Bundesamt für Sicherheit in der Informationstechnik

M 2.449 Minimale Nutzung von Konsolenzugriffen auf virtuelle IT-Systeme

Verantwortlich für Initiierung: IT-Sicherheitsbeauftragter, Leiter IT

Verantwortlich für Umsetzung: Administrator

Zahlreiche gängige Lösungen zur Virtualisierung von IT-Systemen bieten die Möglichkeit, sich entweder lokal am Virtualisierungsserver oder über ein Netz von einer entfernten Arbeitsstation aus mit Hilfe einer Clientsoftware an der Virtualisierungssoftware anzumelden ( z. B. Citrix XenCenter oder VMware Console). Diese Clientsoftware dient dazu, die Virtualisierungssoftware auf dem Virtualisierungsserver einzurichten, sowie sie zu warten und zu überwachen. Bei Produkten zur Servervirtualisierung muss sie aber auch genutzt werden, um auf die Konsolen der virtuellen Maschinen zu zugreifen. Dies ist bei diesen Produkten in der Regel auf Grund der Architektur der virtuellen IT-Systeme auch nicht anders realisierbar, da ein virtuelles IT-System keine physische Konsole besitzt. Auf diese Weise kann z. B. der Betriebszustand einer virtuellen Maschine auch während des Bootprozesses überwacht werden.
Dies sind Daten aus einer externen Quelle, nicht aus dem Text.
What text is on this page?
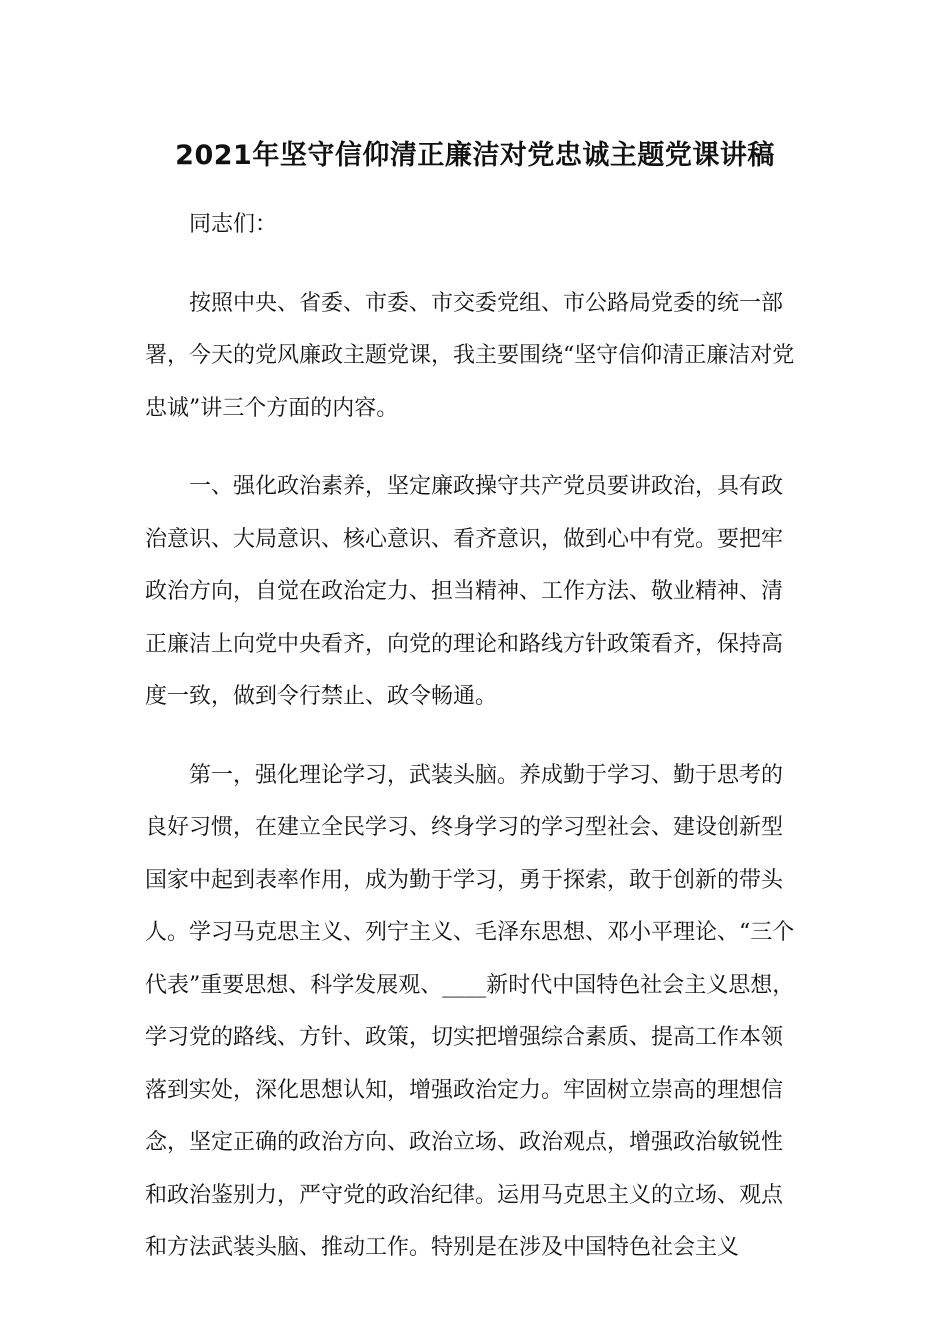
2021年坚守信仰清正廉洁对党忠诚主题党课讲稿

同志们：

按照中央、省委、市委、市交委党组、市公路局党委的统一部署，今天的党风廉政主题党课，我主要围绕“坚守信仰清正廉洁对党忠诚”讲三个方面的内容。

一、强化政治素养，坚定廉政操守共产党员要讲政治，具有政治意识、大局意识、核心意识、看齐意识，做到心中有党。要把牢政治方向，自觉在政治定力、担当精神、工作方法、敬业精神、清正廉洁上向党中央看齐，向党的理论和路线方针政策看齐，保持高度一致，做到令行禁止、政令畅通。

第一，强化理论学习，武装头脑。养成勤于学习、勤于思考的良好习惯，在建立全民学习、终身学习的学习型社会、建设创新型国家中起到表率作用，成为勤于学习，勇于探索，敢于创新的带头人。学习马克思主义、列宁主义、毛泽东思想、邓小平理论、“三个代表”重要思想、科学发展观、____新时代中国特色社会主义思想，学习党的路线、方针、政策，切实把增强综合素质、提高工作本领落到实处，深化思想认知，增强政治定力。牢固树立崇高的理想信念，坚定正确的政治方向、政治立场、政治观点，增强政治敏锐性和政治鉴别力，严守党的政治纪律。运用马克思主义的立场、观点和方法武装头脑、推动工作。特别是在涉及中国特色社会主义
Virtuelle IT-Systeme bestehen bei einer Servervirtualisierung ausschließlich aus virtuellen Hardwarekomponenten. Diese Geräte, wie Netzwerkkarten, Massenspeichergeräte und Grafikkarten, müssen durch die Virtualisierungssoftware nachgebildet (emuliert) werden. Bei der Emulation von Netzwerkkarten und Massenspeichergeräten können die Befehle der virtuellen IT-Systeme in der Regel einfach an die jeweiligen physischen Geräte übermittelt werden. Sie müssen daher nicht vollständig emuliert werden. Grafikkarten müssen jedoch in der Regel vollständig durch die Virtualisierungssoftware emuliert werden. Daher wird dem virtuellen IT-System aus Performancegründen die ständige Existenz der Grafikkarte nur vorgespiegelt. Erst beim Zugriff auf die Konsolenschnittstelle eines virtuellen IT-Systems wird die tatsächliche Emulation in Software gestartet. Dies bindet in der Regel erhebliche Prozessor- und Speicherressourcen auf dem Virtualisierungsserver.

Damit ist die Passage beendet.